You're dead right that in the US mortgage market post WWII, duration risks are always shifted to the purchaser of the MBS. But since the Fed is currently buying 45 billion worth a month and has shoved interest rates down to below the real inflation rate, we know that there will be a very big snap back. As soon as the Fed stops, the rates begin to rise.
Therefore, banks can't afford to hold longer term fixed rate mortgages in their portfolios, because they would lose their asses when they had to start paying more for their deposits than their loans were bringing in. This is a problem that indicates that credit pricing must rise before underwriting standards can meaningfully be lowered. Further, everyone expects that the very low rate mortgages will have much lower roll rates - people will only let those go if they really have to do so - so the old theory that a mortgage really lasted seven years is no longer valid. Figure at least 12.
I always look at each possible loan policy for future adverse selection. I'm actually okay with a bunch of manual underwriting right now, if the underlying ability to repay is there and if I can afford to hold an implied 15% of the mortgage. But at these rates, it's increasingly hard. I don't want to wind up with inhouse portfolios with higher interest rates than I think will be the five year average, because then all those borrowers who could have improved their credit report in a year or two will, and they'll refinance at a better rate, which will mean that my inhouse pool of loans will sharply decline in credit quality with the prospect of higher rates, so I will surely be stuck with them. But the low downpayments with a five year risk of significantly higher rates being nearly 100% just about causes me to lose control of my bowels.
The big problem with originating for sale is that there are implied rates of bouncebacks on various classes. And people don't want to do manual underwriting because that is where you will get more of your putbacks.
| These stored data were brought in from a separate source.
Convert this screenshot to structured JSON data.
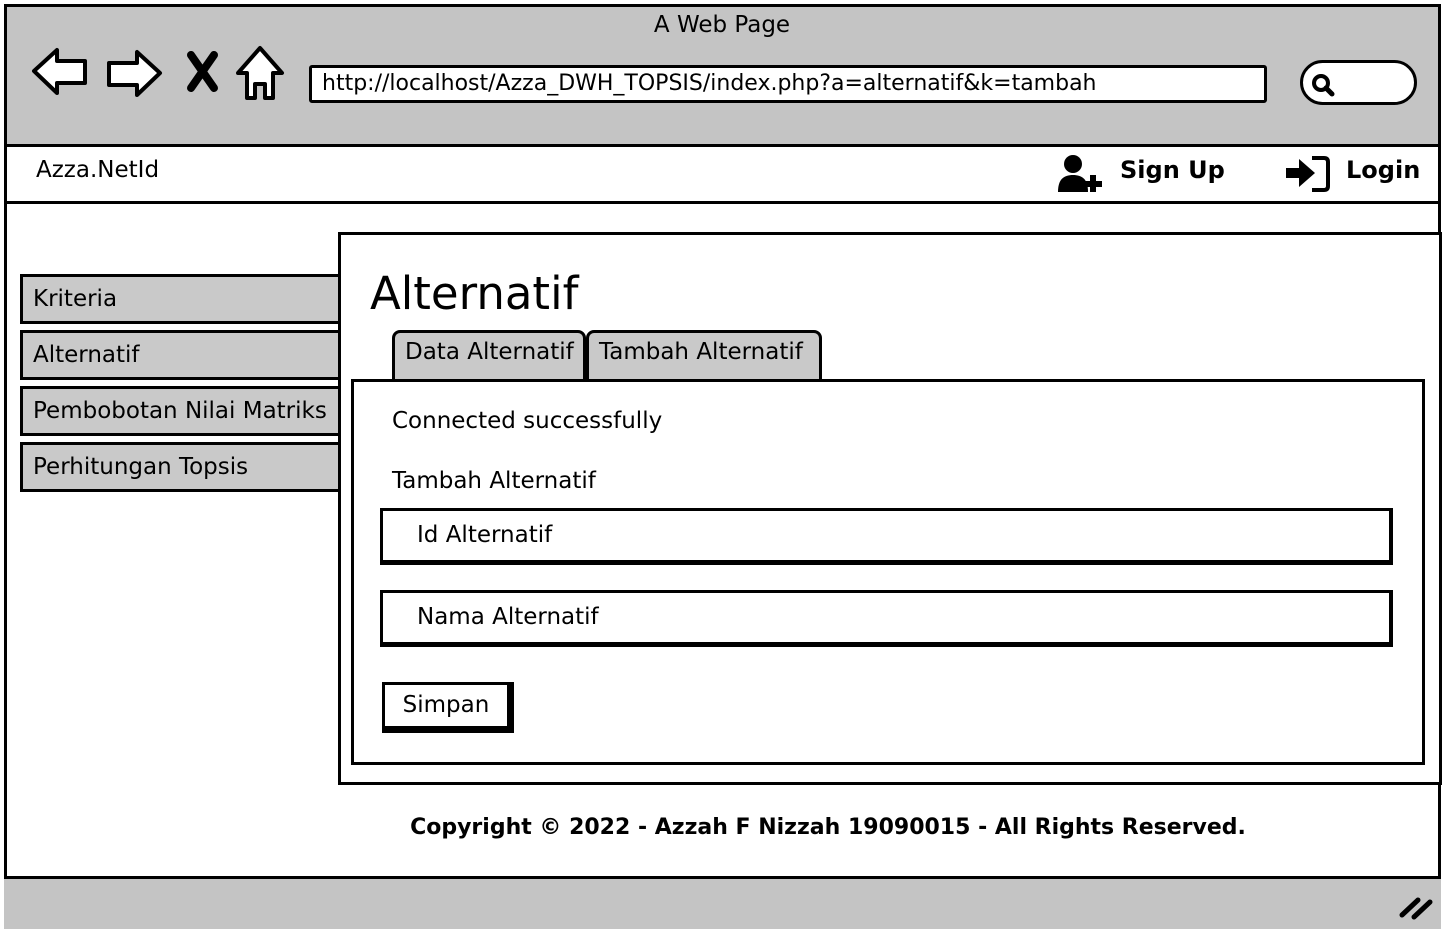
{
  "window": {
    "title": "A Web Page"
  },
  "browser": {
    "url": "http://localhost/Azza_DWH_TOPSIS/index.php?a=alternatif&k=tambah",
    "icons": [
      "back-icon",
      "forward-icon",
      "stop-icon",
      "home-icon",
      "search-icon"
    ]
  },
  "header": {
    "brand": "Azza.NetId",
    "signup_label": "Sign Up",
    "login_label": "Login",
    "icons": [
      "add-user-icon",
      "login-icon"
    ]
  },
  "sidebar": {
    "items": [
      {
        "label": "Kriteria"
      },
      {
        "label": "Alternatif"
      },
      {
        "label": "Pembobotan Nilai Matriks"
      },
      {
        "label": "Perhitungan Topsis"
      }
    ]
  },
  "main": {
    "title": "Alternatif",
    "tabs": [
      {
        "label": "Data Alternatif"
      },
      {
        "label": "Tambah Alternatif"
      }
    ],
    "status_message": "Connected successfully",
    "form": {
      "heading": "Tambah Alternatif",
      "id_placeholder": "Id Alternatif",
      "name_placeholder": "Nama Alternatif",
      "submit_label": "Simpan"
    }
  },
  "footer": {
    "copyright": "Copyright © 2022 - Azzah F Nizzah 19090015 - All Rights Reserved."
  },
  "colors": {
    "chrome": "#c4c4c4",
    "menu_item": "#c9c9c9",
    "border": "#000000",
    "background": "#ffffff"
  }
}
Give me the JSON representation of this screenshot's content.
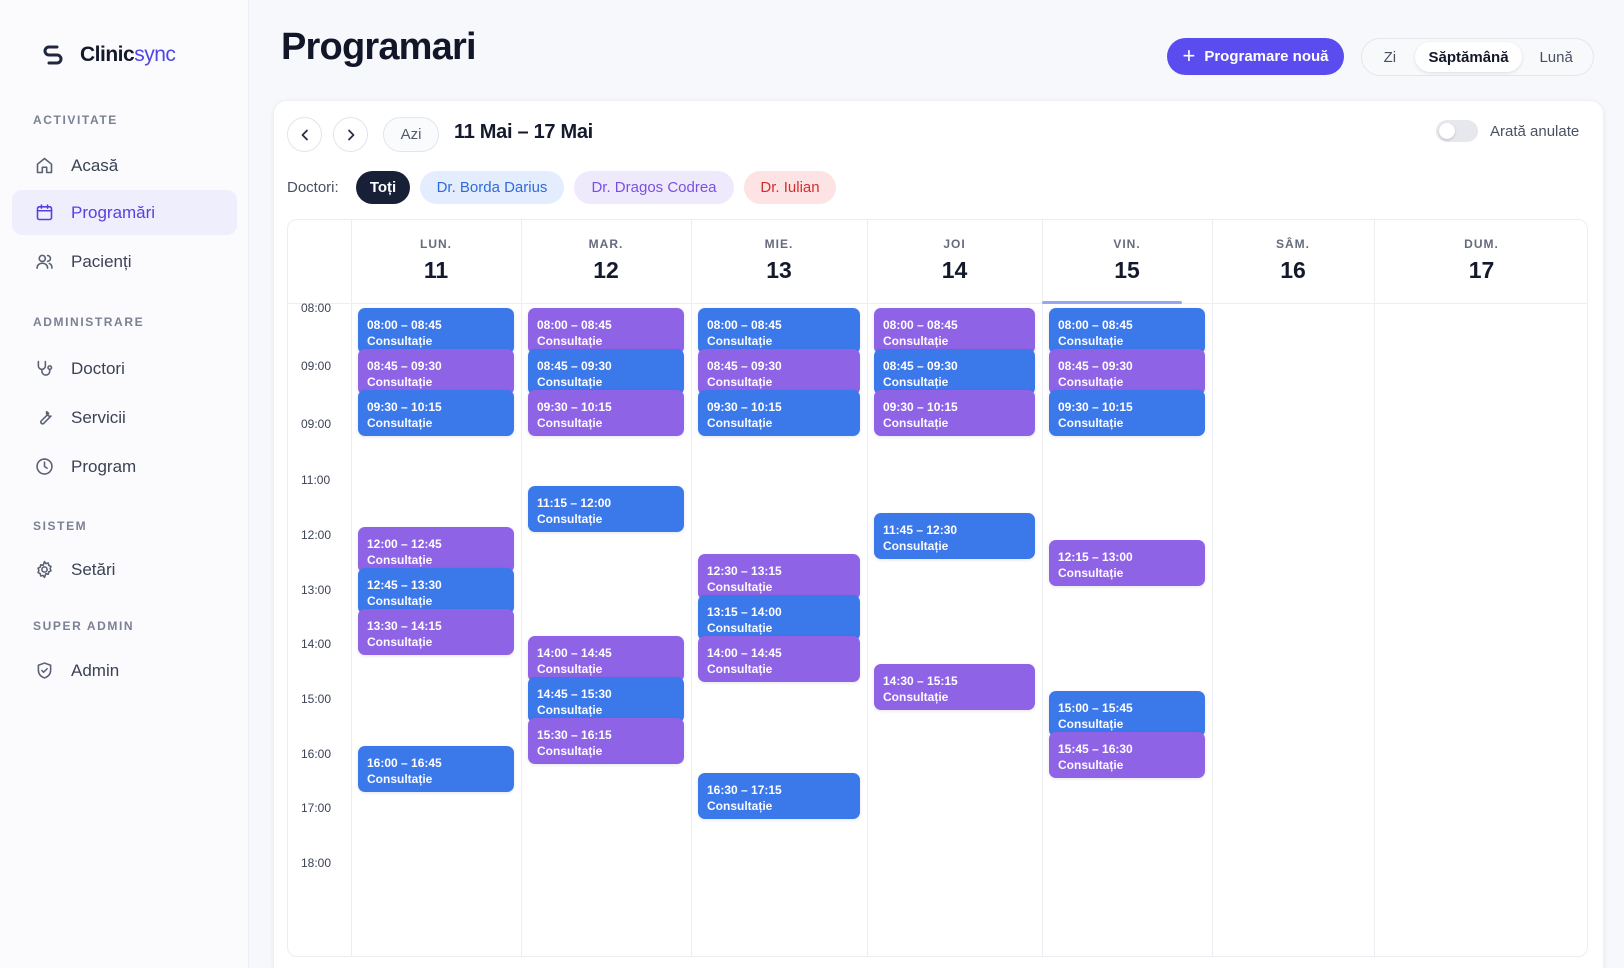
{
  "brand": {
    "name_a": "Clinic",
    "name_b": "sync"
  },
  "sidebar": {
    "sections": [
      {
        "title": "ACTIVITATE",
        "items": [
          {
            "label": "Acasă",
            "icon": "home-icon"
          },
          {
            "label": "Programări",
            "icon": "calendar-icon",
            "active": true
          },
          {
            "label": "Pacienți",
            "icon": "users-icon"
          }
        ]
      },
      {
        "title": "ADMINISTRARE",
        "items": [
          {
            "label": "Doctori",
            "icon": "stethoscope-icon"
          },
          {
            "label": "Servicii",
            "icon": "wrench-icon"
          },
          {
            "label": "Program",
            "icon": "clock-icon"
          }
        ]
      },
      {
        "title": "SISTEM",
        "items": [
          {
            "label": "Setări",
            "icon": "gear-icon"
          }
        ]
      },
      {
        "title": "SUPER ADMIN",
        "items": [
          {
            "label": "Admin",
            "icon": "shield-icon"
          }
        ]
      }
    ]
  },
  "header": {
    "title": "Programari",
    "new_button": "Programare nouă",
    "views": [
      {
        "label": "Zi",
        "active": false
      },
      {
        "label": "Săptămână",
        "active": true
      },
      {
        "label": "Lună",
        "active": false
      }
    ]
  },
  "toolbar": {
    "today": "Azi",
    "range": "11 Mai – 17 Mai",
    "show_cancelled": "Arată anulate",
    "show_cancelled_on": false
  },
  "doctors": {
    "label": "Doctori:",
    "chips": [
      {
        "label": "Toți",
        "active": true,
        "bg": "#172036",
        "fg": "#ffffff"
      },
      {
        "label": "Dr. Borda Darius",
        "bg": "#e4edfd",
        "fg": "#2f6bdc"
      },
      {
        "label": "Dr. Dragos Codrea",
        "bg": "#efe9fc",
        "fg": "#7b50e0"
      },
      {
        "label": "Dr. Iulian",
        "bg": "#fde3e3",
        "fg": "#d42f2f"
      }
    ]
  },
  "colors": {
    "blue": "#3b78ea",
    "purple": "#8f63e6",
    "accent": "#5b4cf0"
  },
  "calendar": {
    "days": [
      {
        "name": "LUN.",
        "date": "11"
      },
      {
        "name": "MAR.",
        "date": "12"
      },
      {
        "name": "MIE.",
        "date": "13"
      },
      {
        "name": "JOI",
        "date": "14"
      },
      {
        "name": "VIN.",
        "date": "15",
        "today": true
      },
      {
        "name": "SÂM.",
        "date": "16"
      },
      {
        "name": "DUM.",
        "date": "17"
      }
    ],
    "time_labels": [
      "08:00",
      "09:00",
      "09:00",
      "11:00",
      "12:00",
      "13:00",
      "14:00",
      "15:00",
      "16:00",
      "17:00",
      "18:00"
    ],
    "events": [
      {
        "day": 0,
        "time": "08:00 – 08:45",
        "service": "Consultație",
        "color": "blue"
      },
      {
        "day": 0,
        "time": "08:45 – 09:30",
        "service": "Consultație",
        "color": "purple"
      },
      {
        "day": 0,
        "time": "09:30 – 10:15",
        "service": "Consultație",
        "color": "blue"
      },
      {
        "day": 0,
        "time": "12:00 – 12:45",
        "service": "Consultație",
        "color": "purple"
      },
      {
        "day": 0,
        "time": "12:45 – 13:30",
        "service": "Consultație",
        "color": "blue"
      },
      {
        "day": 0,
        "time": "13:30 – 14:15",
        "service": "Consultație",
        "color": "purple"
      },
      {
        "day": 0,
        "time": "16:00 – 16:45",
        "service": "Consultație",
        "color": "blue"
      },
      {
        "day": 1,
        "time": "08:00 – 08:45",
        "service": "Consultație",
        "color": "purple"
      },
      {
        "day": 1,
        "time": "08:45 – 09:30",
        "service": "Consultație",
        "color": "blue"
      },
      {
        "day": 1,
        "time": "09:30 – 10:15",
        "service": "Consultație",
        "color": "purple"
      },
      {
        "day": 1,
        "time": "11:15 – 12:00",
        "service": "Consultație",
        "color": "blue"
      },
      {
        "day": 1,
        "time": "14:00 – 14:45",
        "service": "Consultație",
        "color": "purple"
      },
      {
        "day": 1,
        "time": "14:45 – 15:30",
        "service": "Consultație",
        "color": "blue"
      },
      {
        "day": 1,
        "time": "15:30 – 16:15",
        "service": "Consultație",
        "color": "purple"
      },
      {
        "day": 2,
        "time": "08:00 – 08:45",
        "service": "Consultație",
        "color": "blue"
      },
      {
        "day": 2,
        "time": "08:45 – 09:30",
        "service": "Consultație",
        "color": "purple"
      },
      {
        "day": 2,
        "time": "09:30 – 10:15",
        "service": "Consultație",
        "color": "blue"
      },
      {
        "day": 2,
        "time": "12:30 – 13:15",
        "service": "Consultație",
        "color": "purple"
      },
      {
        "day": 2,
        "time": "13:15 – 14:00",
        "service": "Consultație",
        "color": "blue"
      },
      {
        "day": 2,
        "time": "14:00 – 14:45",
        "service": "Consultație",
        "color": "purple"
      },
      {
        "day": 2,
        "time": "16:30 – 17:15",
        "service": "Consultație",
        "color": "blue"
      },
      {
        "day": 3,
        "time": "08:00 – 08:45",
        "service": "Consultație",
        "color": "purple"
      },
      {
        "day": 3,
        "time": "08:45 – 09:30",
        "service": "Consultație",
        "color": "blue"
      },
      {
        "day": 3,
        "time": "09:30 – 10:15",
        "service": "Consultație",
        "color": "purple"
      },
      {
        "day": 3,
        "time": "11:45 – 12:30",
        "service": "Consultație",
        "color": "blue"
      },
      {
        "day": 3,
        "time": "14:30 – 15:15",
        "service": "Consultație",
        "color": "purple"
      },
      {
        "day": 4,
        "time": "08:00 – 08:45",
        "service": "Consultație",
        "color": "blue"
      },
      {
        "day": 4,
        "time": "08:45 – 09:30",
        "service": "Consultație",
        "color": "purple"
      },
      {
        "day": 4,
        "time": "09:30 – 10:15",
        "service": "Consultație",
        "color": "blue"
      },
      {
        "day": 4,
        "time": "12:15 – 13:00",
        "service": "Consultație",
        "color": "purple"
      },
      {
        "day": 4,
        "time": "15:00 – 15:45",
        "service": "Consultație",
        "color": "blue"
      },
      {
        "day": 4,
        "time": "15:45 – 16:30",
        "service": "Consultație",
        "color": "purple"
      }
    ]
  }
}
Any manually underwritten loan will be heavily scrutinized by any mortgage insurer and/or Fannie if it goes belly up. That's what's really driving this market. Duration risk and fear of getting the loans handed back to you. Both of those are structural real risks.
Also, smaller banks have much less clout than the big bastards. If Fannie wants to hand you back a bunch of loans, it does. Same with FHA. They own you - you don't own them. I don't like big banks so I don't work with them. They are pretty much all unethical jerks.
This is the worst environment I have ever seen for community banks and credit unions. The risks are huge.
NIM All banks:

NIM banks under 1 billion:

NIM banks over 15 billion:

NIM banks > 1 < 15 billion:

Any banker who is not desperately trying to control duration risks is a dead banker walking.